The figure that appeared in their minds as they spoke with the leader on Balshazzar was of a huge man in a pink robe and a tremendous gray-white beard and long flowing hair, the very picture of a prophet or perhaps Moses getting the Ten Commandments.

“I am still getting used to this,” Karl Woodward said. “You are all right with all this, my old friend?”

“It is actually quite practical,” Ann assured him. “And it beats the DNA makeover that never really did the full job which you have now inherited. It is you who have the really difficult job now, Karl. You have to continue to sit there and lead. I, on the other hand, get to finally go where common sense should have told us to go so long ago.”

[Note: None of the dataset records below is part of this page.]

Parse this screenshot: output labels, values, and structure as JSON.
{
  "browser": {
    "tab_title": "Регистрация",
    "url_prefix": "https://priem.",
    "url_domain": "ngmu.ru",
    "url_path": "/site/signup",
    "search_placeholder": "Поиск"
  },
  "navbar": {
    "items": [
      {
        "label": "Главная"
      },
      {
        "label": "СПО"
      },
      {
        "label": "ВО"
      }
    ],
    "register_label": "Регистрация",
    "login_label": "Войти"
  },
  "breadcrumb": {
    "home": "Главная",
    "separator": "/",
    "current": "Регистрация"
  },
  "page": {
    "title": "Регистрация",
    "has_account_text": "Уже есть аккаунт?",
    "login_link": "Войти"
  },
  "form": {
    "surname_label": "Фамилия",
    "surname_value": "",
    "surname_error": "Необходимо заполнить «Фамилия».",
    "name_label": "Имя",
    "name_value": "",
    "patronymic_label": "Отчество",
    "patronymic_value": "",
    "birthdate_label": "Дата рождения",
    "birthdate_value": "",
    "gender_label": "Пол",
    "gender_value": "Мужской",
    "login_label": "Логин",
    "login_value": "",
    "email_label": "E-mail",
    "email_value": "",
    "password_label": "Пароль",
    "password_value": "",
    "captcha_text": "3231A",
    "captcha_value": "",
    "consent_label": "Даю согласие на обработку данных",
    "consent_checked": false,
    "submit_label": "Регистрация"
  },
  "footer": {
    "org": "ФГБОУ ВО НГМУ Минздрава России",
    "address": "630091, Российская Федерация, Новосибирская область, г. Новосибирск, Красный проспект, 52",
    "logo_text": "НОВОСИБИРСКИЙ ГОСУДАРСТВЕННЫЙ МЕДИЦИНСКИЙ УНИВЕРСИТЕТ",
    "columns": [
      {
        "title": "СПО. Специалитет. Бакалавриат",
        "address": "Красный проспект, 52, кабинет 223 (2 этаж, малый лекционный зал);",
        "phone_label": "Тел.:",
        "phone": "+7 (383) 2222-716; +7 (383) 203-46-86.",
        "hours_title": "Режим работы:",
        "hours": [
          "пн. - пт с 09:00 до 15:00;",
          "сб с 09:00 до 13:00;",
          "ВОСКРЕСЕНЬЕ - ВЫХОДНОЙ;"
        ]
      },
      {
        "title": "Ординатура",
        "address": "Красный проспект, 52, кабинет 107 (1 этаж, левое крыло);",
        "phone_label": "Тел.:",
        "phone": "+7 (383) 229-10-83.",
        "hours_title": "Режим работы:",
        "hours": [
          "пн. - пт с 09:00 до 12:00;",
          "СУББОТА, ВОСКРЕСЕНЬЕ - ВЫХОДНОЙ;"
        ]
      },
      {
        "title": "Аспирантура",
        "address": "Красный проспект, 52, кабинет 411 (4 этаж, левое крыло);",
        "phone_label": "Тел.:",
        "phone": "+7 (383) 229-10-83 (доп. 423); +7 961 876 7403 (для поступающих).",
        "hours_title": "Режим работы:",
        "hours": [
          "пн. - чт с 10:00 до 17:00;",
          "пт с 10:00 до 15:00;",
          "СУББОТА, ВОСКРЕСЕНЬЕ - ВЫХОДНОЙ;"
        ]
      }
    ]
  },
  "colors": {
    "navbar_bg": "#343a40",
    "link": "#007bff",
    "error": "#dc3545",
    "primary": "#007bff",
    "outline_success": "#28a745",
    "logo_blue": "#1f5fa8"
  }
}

“It was Kaspar who always traveled, says the legend, with a finely hewn box of the most exquisite mahogany,” Woodward reminded him. “And all who saw it marvelled at the box and wondered what great mystical treasures it contained. And when the baby Jesus reached out to the box, only then did they discover that inside was where the old astrologer kept his candy. You won’t find candy in Kaspar’s box this time, you know.”

“I know. But perhaps we will find truth, old friend. If we can get back the word, we will do so.”

“Take care. Go with God, and keep the temper in check until it’s necessary.”

“But give ’em Hell when required,” Ann responded, completing some private joke of theirs. “Yes, I remember. Perhaps not yet farewell, but it is time.”

“I agree. It is time.”

Ann broke contact, and Chung prepared to secure the ship and break orbit. Randi Queson wandered back to the wardroom and sank down in a chair next to Jerry, Murphy, and Broz.

“You are worried,” Nagel said. “I’m worried, too, but I expected to be dead and done to a turn back there by now, so at least we’re going to go in full steam and of our own free will. Who knows what we’re going to find?”